CRRT removes uremic toxins and corrects fluid, electrolyte and acid-base balance in people with AKI. The RAD performs certain metabolic, endocrine, and immunologic functions of the kidneys that CRRT cannot.
The RAD forms a sort of ‘living membrane,’ thus helping create a favorable environment for repair of kidney tubule cells and hence the overall prognosis of AKI patients. A team led by David Humes, MD, professor of internal medicine at the University of Michigan in Ann Arbor, has been developing and testing a RAD for more than 10 years.
In this multicenter, open-label study published in the Journal of the American Society of Nephrology (2008, published online ahead of print), Dr. Humes and his 12 co-investigators randomized 40 consecutive patients with acute renal failure to CRRT plus RAD, and another 18 to CRRT alone. Twenty-one (52.5%) of the RAD group patients finished the study, as did four (22.2%) of the CRRT-alone patients. The two groups were similar, and the team analyzed the results on an intention-to-treat basis.
Malfunction of the RAD cartridge was reported in one patient, and another patient randomized to RAD died before the device could be hooked up. In a third individual, the RAD was incorrectly inserted into the blood circuit.
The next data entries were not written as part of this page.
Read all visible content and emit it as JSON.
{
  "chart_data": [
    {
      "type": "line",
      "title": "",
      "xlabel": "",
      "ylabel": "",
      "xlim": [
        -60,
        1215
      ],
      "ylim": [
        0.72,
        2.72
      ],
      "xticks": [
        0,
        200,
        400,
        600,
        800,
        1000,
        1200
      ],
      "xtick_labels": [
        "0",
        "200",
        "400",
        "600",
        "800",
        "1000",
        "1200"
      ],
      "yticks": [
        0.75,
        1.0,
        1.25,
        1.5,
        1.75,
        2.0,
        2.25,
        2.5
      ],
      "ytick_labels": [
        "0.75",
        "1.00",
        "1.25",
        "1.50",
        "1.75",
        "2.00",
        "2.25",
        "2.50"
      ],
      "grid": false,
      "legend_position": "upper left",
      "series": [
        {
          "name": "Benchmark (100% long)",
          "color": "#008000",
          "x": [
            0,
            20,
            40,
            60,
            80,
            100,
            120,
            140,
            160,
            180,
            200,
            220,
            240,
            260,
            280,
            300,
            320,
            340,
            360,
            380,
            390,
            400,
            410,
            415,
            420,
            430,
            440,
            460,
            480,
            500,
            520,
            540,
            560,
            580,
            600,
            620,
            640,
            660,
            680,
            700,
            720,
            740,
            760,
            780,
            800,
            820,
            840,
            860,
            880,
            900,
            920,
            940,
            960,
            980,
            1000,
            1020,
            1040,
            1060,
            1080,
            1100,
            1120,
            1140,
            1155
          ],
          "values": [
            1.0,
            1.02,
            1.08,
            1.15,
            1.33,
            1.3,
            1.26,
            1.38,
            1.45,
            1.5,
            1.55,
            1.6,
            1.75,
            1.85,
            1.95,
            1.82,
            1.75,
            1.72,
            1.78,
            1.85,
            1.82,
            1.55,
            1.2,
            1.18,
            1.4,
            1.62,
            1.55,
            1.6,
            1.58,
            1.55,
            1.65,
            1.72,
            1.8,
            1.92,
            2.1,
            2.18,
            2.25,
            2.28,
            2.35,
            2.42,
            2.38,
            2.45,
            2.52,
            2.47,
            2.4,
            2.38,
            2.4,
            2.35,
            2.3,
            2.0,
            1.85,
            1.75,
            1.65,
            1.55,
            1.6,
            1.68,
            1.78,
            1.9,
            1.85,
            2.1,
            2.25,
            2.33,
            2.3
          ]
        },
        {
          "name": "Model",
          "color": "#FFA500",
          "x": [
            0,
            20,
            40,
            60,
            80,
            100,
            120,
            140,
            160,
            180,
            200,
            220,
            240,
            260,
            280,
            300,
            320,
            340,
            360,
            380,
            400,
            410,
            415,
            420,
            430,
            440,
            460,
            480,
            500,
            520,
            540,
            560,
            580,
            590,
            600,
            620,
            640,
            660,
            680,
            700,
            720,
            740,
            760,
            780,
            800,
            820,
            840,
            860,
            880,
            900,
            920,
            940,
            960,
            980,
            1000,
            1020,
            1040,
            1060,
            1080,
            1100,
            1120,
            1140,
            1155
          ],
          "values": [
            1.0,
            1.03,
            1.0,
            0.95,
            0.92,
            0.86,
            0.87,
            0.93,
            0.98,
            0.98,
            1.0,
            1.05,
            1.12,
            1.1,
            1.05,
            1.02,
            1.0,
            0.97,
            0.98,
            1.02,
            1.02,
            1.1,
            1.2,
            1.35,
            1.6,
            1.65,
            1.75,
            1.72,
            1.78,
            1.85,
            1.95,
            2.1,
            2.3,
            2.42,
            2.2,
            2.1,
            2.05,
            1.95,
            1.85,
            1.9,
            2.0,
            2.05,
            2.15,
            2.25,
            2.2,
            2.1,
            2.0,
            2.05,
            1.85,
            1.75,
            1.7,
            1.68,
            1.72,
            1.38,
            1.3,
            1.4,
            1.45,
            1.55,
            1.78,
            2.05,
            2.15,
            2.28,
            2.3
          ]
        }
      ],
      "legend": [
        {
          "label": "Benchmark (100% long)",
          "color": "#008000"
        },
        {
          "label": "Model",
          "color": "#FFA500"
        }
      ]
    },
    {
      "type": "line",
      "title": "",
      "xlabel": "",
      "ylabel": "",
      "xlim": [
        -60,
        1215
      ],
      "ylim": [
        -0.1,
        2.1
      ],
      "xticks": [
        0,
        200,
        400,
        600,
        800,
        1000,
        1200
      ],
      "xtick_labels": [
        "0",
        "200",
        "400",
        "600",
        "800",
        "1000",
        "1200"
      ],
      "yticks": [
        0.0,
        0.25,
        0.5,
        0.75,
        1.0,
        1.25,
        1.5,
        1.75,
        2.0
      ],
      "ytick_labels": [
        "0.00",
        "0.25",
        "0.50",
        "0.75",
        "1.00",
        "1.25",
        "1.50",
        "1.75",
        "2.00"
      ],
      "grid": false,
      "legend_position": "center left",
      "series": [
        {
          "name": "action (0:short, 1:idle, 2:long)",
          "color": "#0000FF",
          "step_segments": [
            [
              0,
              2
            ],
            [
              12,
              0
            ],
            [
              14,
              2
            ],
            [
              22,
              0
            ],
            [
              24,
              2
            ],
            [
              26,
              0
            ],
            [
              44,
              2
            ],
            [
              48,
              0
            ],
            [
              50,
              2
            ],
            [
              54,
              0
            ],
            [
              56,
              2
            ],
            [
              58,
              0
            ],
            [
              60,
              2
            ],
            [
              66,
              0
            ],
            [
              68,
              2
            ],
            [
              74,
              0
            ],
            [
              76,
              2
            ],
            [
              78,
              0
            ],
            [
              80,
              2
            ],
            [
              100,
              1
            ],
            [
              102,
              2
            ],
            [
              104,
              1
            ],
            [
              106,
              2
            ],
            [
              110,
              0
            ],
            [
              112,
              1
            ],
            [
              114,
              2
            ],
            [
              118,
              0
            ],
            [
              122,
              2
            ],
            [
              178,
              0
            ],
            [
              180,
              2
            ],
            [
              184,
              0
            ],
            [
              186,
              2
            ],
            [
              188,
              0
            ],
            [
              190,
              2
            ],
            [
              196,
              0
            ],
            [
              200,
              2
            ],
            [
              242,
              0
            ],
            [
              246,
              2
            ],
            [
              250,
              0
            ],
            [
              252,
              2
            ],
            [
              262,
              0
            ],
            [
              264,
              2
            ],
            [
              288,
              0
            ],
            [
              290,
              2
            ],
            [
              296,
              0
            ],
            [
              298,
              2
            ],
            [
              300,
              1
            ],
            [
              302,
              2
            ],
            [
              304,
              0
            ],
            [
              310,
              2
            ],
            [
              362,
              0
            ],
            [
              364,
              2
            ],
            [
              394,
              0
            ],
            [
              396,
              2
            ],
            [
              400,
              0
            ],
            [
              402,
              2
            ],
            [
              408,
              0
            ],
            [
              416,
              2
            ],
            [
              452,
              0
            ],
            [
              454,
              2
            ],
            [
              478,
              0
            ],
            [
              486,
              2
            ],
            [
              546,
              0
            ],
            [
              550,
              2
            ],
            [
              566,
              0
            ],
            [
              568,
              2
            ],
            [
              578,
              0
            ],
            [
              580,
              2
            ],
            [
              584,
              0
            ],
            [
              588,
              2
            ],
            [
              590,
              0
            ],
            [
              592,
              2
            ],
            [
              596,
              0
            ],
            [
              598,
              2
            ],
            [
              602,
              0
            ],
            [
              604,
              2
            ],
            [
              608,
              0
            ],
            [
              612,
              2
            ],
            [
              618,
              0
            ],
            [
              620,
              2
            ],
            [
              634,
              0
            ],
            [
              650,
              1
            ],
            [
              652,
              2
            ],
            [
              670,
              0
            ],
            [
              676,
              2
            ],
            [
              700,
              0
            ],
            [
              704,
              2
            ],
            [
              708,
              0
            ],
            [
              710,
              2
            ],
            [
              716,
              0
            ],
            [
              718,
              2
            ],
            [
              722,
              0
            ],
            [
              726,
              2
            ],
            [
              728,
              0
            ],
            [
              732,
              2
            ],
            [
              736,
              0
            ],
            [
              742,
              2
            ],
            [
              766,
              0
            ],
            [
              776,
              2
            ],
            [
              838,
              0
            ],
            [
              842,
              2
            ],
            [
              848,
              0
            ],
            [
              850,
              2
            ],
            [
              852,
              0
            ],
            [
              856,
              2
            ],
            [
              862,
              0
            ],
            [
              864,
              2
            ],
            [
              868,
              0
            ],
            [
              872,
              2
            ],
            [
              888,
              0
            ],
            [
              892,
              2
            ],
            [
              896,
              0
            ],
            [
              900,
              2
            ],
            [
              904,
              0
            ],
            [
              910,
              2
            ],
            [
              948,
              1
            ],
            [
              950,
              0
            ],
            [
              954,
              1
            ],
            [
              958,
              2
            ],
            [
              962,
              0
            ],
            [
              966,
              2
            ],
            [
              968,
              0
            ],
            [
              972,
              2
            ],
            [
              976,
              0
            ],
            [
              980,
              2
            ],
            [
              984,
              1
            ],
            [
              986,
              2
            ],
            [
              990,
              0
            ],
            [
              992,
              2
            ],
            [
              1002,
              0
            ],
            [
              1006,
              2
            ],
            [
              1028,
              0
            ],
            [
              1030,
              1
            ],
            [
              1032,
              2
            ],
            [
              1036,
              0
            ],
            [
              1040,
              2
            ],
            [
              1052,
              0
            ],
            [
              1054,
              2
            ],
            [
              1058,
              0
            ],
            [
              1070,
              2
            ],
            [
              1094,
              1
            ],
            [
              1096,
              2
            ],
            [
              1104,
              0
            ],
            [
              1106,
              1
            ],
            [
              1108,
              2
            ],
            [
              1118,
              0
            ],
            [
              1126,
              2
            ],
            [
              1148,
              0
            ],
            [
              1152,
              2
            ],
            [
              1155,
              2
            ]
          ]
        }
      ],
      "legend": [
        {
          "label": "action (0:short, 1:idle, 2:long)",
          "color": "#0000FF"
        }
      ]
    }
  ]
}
One RAD was disconnected prematurely because of leakage in one of the tubing connectors. Treatment of 14 other RAD patients was stopped early because of clotting; the investigators reported that in the majority of these cases, the clots originated within the CRRT cartridge. They did not report the rate of clotting in the CRRT-alone group.
By day 28, one RAD patient had dropped out of the study and 13 (33%) of the 39 RAD patients had died. Eleven (61%) of the CRRT-alone patients had died after 28 days, and the absolute reduction of mortality in the RAD group versus the CRRT-alone group was maintained at days 90 and 180. A Kaplan-Meier survival curve indicated that, out to 180 days, survival was significantly higher in the RAD patients.
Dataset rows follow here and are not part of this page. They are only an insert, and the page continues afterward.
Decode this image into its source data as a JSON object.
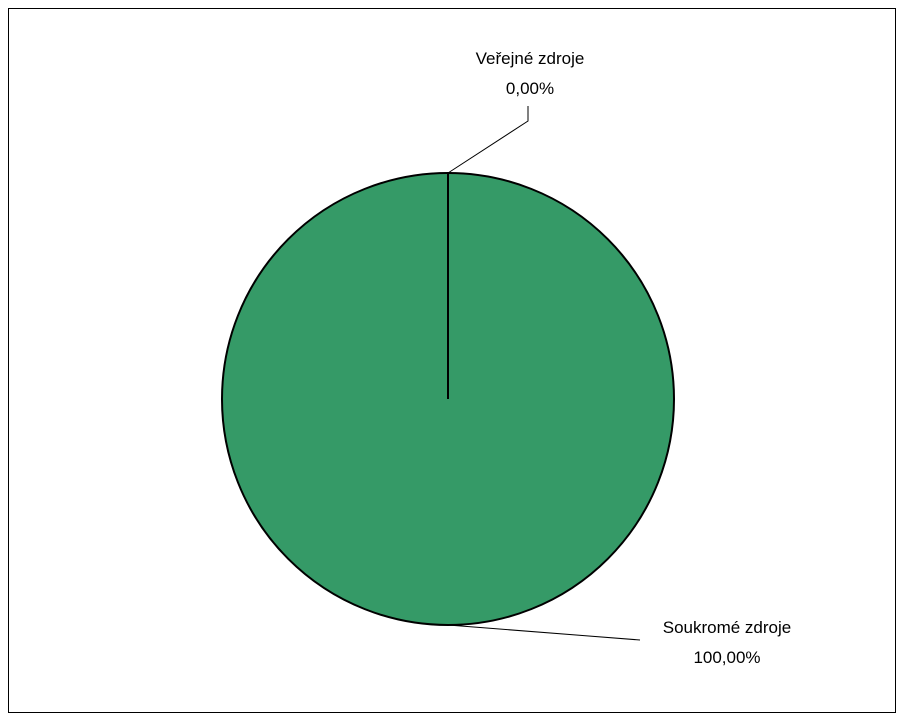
{
  "chart_data": {
    "type": "pie",
    "title": "",
    "slices": [
      {
        "label": "Veřejné zdroje",
        "value": 0.0,
        "value_label": "0,00%"
      },
      {
        "label": "Soukromé zdroje",
        "value": 100.0,
        "value_label": "100,00%"
      }
    ],
    "colors": {
      "slice_fill": "#359A67",
      "outline": "#000000",
      "background": "#FFFFFF"
    },
    "legend": "none",
    "grid": false
  }
}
“The results of this study suggest that CRRT plus RAD may have a favorable impact on patient survival,” commented another specialist in the field, Mark Okusa, MD, the John C. Buchanan Distinguished Professor of Medicine at the University of Virginia Health System in harlottesville.
“These results are consistent with the team’s previous animal studies and a Phase I/II human trial using renal tubule cells and CRRT. However, before we can say that CRRT and RAD is effective clinically in reducing mortality in patients with AKI, confirmation in a larger, multicenter study is important.”
“If the results of this study are confirmed, this device would represent a major advancement for the treatment of AKI,” Dr. Okusa added. “The use of cell-based therapy with current dialytic methods holds great promise for the not-too-distant future.”